Rigorous convergence rates for norm-based and preconditioned optimizers

Establish rigorous convergence rates for the optimization methods surveyed in this work—including architecture-aware preconditioners and norm-based optimizers such as KFAC, EKFAC, Shampoo, SOAP, SPlus, and Muon—on non-convex deep neural network objectives, and identify assumptions and step-size regimes under which these rates hold.

Background

The paper synthesizes classical and modern optimizers, emphasizing curvature-aware and norm-based designs (e.g., Kronecker-factored and spectral-geometry methods).
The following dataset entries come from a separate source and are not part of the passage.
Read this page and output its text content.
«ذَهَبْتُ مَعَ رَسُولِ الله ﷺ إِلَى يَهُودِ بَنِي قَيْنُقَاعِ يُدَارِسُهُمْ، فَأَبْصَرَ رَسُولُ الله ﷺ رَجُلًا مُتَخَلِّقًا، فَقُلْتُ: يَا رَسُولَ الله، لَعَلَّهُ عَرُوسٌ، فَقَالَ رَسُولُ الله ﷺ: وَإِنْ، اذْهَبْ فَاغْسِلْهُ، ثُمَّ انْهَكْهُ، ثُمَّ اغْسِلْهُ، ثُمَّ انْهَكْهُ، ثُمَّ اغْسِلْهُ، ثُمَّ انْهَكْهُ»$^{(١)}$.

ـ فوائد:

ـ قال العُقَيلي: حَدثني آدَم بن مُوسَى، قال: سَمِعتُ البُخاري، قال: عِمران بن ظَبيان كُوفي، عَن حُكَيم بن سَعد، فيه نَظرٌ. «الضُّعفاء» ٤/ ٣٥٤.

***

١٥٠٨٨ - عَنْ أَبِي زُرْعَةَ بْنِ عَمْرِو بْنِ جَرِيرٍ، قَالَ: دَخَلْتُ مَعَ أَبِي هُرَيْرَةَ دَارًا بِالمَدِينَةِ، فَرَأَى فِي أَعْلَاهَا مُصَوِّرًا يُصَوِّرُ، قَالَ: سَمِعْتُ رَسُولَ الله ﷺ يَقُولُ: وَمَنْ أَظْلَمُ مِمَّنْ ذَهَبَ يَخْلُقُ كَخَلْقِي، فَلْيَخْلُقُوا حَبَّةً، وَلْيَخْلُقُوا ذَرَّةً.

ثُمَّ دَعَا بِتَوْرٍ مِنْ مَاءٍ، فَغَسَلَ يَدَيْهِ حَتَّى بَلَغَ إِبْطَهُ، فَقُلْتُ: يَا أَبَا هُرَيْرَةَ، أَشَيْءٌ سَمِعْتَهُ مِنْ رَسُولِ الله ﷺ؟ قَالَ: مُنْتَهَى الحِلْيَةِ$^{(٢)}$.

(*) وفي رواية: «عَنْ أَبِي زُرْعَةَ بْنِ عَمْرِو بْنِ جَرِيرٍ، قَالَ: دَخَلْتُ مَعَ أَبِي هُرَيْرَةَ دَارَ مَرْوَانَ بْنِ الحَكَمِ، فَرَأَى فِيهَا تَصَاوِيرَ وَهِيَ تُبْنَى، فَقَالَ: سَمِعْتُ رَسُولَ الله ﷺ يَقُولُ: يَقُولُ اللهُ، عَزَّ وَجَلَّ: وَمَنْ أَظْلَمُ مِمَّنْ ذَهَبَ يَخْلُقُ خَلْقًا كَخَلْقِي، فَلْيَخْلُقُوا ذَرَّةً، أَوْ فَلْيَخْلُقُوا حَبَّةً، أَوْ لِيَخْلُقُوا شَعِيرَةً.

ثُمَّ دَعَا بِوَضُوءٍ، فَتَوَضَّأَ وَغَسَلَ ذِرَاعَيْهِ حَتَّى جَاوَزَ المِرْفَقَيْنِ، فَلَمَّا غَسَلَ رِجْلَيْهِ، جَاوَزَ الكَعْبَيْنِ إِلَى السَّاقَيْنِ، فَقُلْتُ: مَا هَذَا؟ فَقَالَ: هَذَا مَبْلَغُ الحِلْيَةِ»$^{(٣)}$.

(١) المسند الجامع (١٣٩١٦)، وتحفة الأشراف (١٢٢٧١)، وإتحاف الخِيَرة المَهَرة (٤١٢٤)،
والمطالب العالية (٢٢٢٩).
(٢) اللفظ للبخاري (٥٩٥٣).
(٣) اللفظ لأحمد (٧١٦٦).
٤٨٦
While empirical successes are noted, formal convergence theory in the non-convex deep learning regime lags behind.

The authors explicitly call for rigorous convergence results tailored to these methods, reflecting a broader gap between practical performance and theoretical guarantees.

References

While this thesis has emphasized practical effectiveness and intuitive understanding, establishing rigorous convergence rates for the methods discussed — particularly in non-convex settings characteristic of deep learning — remains largely open.

Towards Guided Descent: Optimization Algorithms for Training Neural Networks At Scale  (2512.18373 - Nagwekar, 20 Dec 2025) in Subsection “Theoretical Convergence Guarantees” within Section “Limitations of the Modular Norm Framework”